Multi-state and Semi-Markov Modelling of Prostate Cancer Disease Trajectories and Mortality Dynamics
Francis Ayiah-Mensah
*
Department of Mathematics, Statistics and Actuarial Science, Takoradi Technical University, Sekondi-Takoradi, Ghana.
Senyefia Bosson-Amedenu
Department of Mathematics, Statistics and Actuarial Science, Takoradi Technical University, Sekondi-Takoradi, Ghana.
Emmanuel Harris
Department of Mathematics, Kwame Nkrumah University of Science and Technology, Kumasi, Ghana.
Mohammed Frempong
Department of Mathematics, Statistics and Actuarial Science, Takoradi Technical University, Sekondi-Takoradi, Ghana.
Rebecca Nduba. Arhin
Department of Mathematics, Statistics and Actuarial Science, Takoradi Technical University, Sekondi-Takoradi, Ghana.
*Author to whom correspondence should be addressed.
Abstract
Background: Previous prostate cancer research has often been conducted in clinical or laboratory settings and has relied on traditional survival models that focus on a single disease endpoint. Such approaches do not fully account for intermediate disease states, transition risks, or disease-state occupancy times. This study aimed to model the dynamic progression and survival of prostate cancer using continuous-time Multi-State Markov and Semi-Markov frameworks.
Methods: A retrospective longitudinal study was conducted using clinical data from 300 patients with prostate cancer. The dataset included cancer stage, treatment exposure, tumour characteristics, survival outcomes and follow-up duration. Three disease states or stages were considered: Early-stage disease, Advanced-stage disease and Death. Transition intensities, transition probabilities, mean sojourn times and transition-specific hazard ratios were estimated using Continuous-Time Multi-State and Semi-Markov models.
Results: The largest proportion of patients had Stage II disease (30.00%), followed by Stage III disease (27.67%). The transition intensity from Early-stage disease to Advanced-stage disease (0.1603) was higher than the direct transition from Early-stage disease to Death (0.0724), suggesting a sequential disease progression pattern. Mean sojourn time was shorter in Early-stage disease (4.297 months) than in Advanced-stage disease (93.924 months). At 60 months, 61.90% of patients initially in Early-stage disease had transitioned to Death.
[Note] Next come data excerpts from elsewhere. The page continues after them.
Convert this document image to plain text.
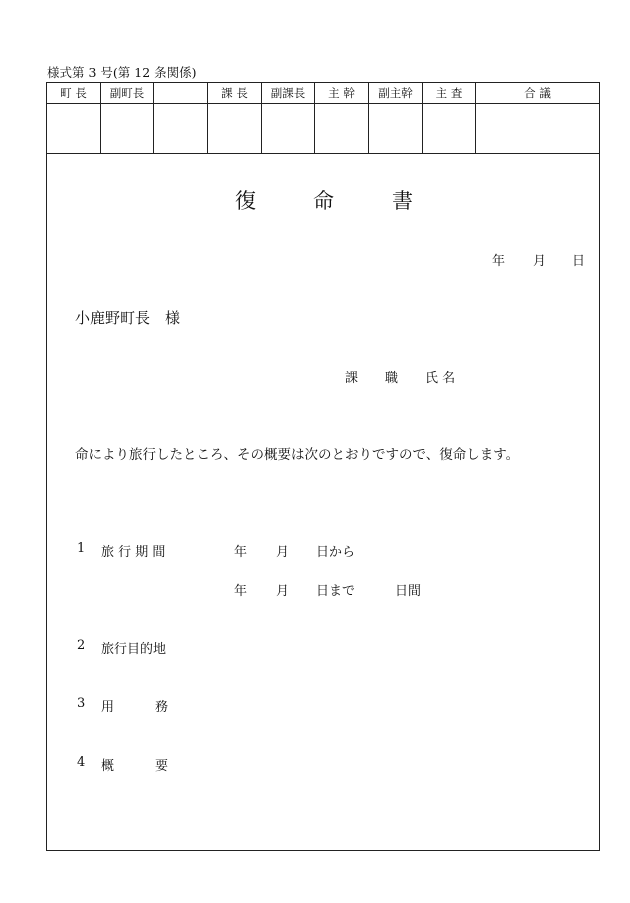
様式第 3 号(第 12 条関係)
町 長	副町長		課 長	副課長	主 幹	副主幹	主 査	合 議

復	命	書
年 月 日
小鹿野町長　様
課 職 氏 名
命により旅行したところ、その概要は次のとおりですので、復命します。
1 旅 行 期 間	年 月 日から
年 月 日まで	日間
2 旅行目的地
3 用	務
4 概	要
Increasing age was associated with mortality among patients with Advanced-stage disease (HR = 1.013), whereas radiation therapy was associated with a lower mortality hazard in this group (HR = 0.721).
Conclusion: The multi-state modelling framework provided a structured representation of prostate cancer progression by accounting for intermediate disease states, transition-specific risks, state occupancy times and treatment-related effects.
Keywords: Prostate cancer, multi-state modelling, Semi-Markov model, disease progression, transition probabilities, transition intensity, sojourn time.